Species Richness 1 – observed species richness

 

  1. Collect data for a higher-level taxon from GBIF, for a region of interest.  There are many ways to do this from GBIF. One is to search on a country, and then choose a secondary data filter like “Class = mammalia” (or whatever you want).  Also make sure to only download those records with geospatial coordinates – there is a filter in GBIF to only get those with coordinates (Coordinate Status is “includes coordinates”).  I will email you all such a dataset for mammals of Australia from GBIF.   You should try collecting your own records for a region of interest.   If you want a smaller region of interest than a country, you could collect records for the country, import the records into DIVA-GIS and cut the layer to the desired extent. 
    1. Some important points:  you want to only have valid binomial names in your dataset.  So you need to remove all records that lack a binomial or are of the form “genusname sp.” or “genusname indet.” These are records that are likely “incomplete” but will still show up in your spreadsheet.  Check the dataset you accumulate to make sure these are weeded out.  You should also validate the records to make sure there aren’t other obvious mistakes (you can do this in DIVA).
  2. Load the spreadsheet into DIVA-GIS using Data -> Import Points to Shapefile
  3. Go to Analysis -> Point to Grid and chose Richness.   Click on the parameters tab and select “Scientific Name” or whatever you have called your binomial column.  Now go back to the Main tab and make sure that “Define Grid” says “Create a New Grid”.  Click on options, and keep cell size set to 1 for this first try.  Keep everything else as defaults, but click “output” to set an output grid file name.  Hit apply.  You should see an observed species richness grid for the input data.  Try this again with a smaller cell size under the options tab for the “define grid” text box.

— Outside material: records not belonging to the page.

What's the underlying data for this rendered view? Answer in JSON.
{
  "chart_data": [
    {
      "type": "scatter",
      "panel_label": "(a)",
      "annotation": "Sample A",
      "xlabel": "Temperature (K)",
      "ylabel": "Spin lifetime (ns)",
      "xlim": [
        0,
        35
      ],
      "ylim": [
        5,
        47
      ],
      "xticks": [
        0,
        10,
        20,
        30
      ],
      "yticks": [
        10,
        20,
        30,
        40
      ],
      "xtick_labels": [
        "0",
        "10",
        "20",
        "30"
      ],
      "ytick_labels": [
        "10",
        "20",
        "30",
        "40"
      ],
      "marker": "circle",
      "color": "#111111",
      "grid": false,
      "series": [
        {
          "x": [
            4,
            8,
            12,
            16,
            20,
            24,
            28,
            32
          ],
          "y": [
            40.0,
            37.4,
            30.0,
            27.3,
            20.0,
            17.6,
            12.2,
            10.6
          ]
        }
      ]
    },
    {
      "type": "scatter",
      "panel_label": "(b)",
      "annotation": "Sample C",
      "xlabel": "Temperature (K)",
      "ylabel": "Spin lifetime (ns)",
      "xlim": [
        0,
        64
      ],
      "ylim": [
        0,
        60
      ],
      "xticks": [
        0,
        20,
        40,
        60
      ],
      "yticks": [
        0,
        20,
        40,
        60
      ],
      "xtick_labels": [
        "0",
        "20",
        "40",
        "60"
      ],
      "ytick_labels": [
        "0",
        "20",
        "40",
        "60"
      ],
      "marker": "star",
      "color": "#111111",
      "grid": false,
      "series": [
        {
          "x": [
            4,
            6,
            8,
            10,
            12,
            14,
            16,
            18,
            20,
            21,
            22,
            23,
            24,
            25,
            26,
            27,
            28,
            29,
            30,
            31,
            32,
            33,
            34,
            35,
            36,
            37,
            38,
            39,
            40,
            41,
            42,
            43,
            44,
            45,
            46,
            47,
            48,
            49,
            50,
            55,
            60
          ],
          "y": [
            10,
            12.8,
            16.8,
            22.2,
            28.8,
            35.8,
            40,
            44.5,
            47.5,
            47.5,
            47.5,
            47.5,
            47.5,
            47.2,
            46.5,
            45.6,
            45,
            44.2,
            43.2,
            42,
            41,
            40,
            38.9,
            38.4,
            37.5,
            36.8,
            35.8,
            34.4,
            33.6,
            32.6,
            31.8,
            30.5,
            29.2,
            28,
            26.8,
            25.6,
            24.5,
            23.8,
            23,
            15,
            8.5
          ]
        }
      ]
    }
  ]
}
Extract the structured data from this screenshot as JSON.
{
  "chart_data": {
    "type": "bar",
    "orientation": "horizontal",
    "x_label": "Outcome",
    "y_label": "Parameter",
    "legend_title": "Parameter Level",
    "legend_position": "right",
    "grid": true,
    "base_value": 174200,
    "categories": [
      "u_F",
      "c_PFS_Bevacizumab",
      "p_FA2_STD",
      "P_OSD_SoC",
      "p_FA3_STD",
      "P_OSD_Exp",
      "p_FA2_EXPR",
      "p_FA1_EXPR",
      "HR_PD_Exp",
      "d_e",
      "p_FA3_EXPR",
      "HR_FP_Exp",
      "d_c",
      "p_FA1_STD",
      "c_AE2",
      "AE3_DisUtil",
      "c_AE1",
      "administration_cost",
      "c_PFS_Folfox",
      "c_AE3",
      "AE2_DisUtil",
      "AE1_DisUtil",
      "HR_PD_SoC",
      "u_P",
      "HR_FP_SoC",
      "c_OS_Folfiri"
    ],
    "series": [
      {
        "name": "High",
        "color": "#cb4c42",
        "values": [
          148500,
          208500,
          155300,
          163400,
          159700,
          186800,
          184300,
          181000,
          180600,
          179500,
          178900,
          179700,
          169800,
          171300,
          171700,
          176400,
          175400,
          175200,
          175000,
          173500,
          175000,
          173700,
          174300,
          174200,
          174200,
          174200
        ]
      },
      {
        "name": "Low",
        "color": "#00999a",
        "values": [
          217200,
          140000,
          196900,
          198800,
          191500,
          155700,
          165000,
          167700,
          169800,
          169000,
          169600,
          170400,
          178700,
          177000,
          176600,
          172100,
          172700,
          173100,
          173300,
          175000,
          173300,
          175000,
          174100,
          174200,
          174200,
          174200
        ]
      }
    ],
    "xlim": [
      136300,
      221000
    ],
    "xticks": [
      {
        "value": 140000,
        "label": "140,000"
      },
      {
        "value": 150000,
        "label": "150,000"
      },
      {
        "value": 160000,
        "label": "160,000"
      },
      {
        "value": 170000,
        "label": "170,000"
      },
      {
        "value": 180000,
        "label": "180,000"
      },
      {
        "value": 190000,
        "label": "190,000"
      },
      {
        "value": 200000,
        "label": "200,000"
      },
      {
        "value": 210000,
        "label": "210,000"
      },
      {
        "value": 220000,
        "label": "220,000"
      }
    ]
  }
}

  4. Now select “Analysis” -> Summarize Points.  Under the “select field” tab,  again select “Scientific Name” or whatever you have called your binomial column as the field.  Then hit apply.  You should get a summary output for Observations, richess, and some commonly used species richness estimators (Chao1 and Chao 2, Jacknife 1 and 2, ACE (abundance coverage estimator)). 
  5. Go to data -> Climate -> Map and proceed to extract a map of mean annual temperature using the richness grid layer’s extent.  You can do this by selecting “read from layer” and making sure the active layer in the side window is the richness layer.  Now you have a richness layer and annual mean temperature layer at the same extent.  You can regress richness on annual mean temperature using Analysis -> Regression, but before you do, you need to get the grid sizes to match.  The grid size for the climate data I am using was .083, while the richness layer is 1.  In order to figure out how I need to aggregate my climate grids, I divide 1 by .083, and get 12.  So I need to go to Grid->Aggregate, using kind of mean and factor of 12 (from above).  The new climate grid should now have the same grid size and extent as the richness layer and I can run a regression.  Note, this regression is “for fun”, just to see if there is a relationship between climate and richness.  We need better tools to run such analyses, and we will use one such tool – Spatial Analysis in Macroecology -  in the following weeks.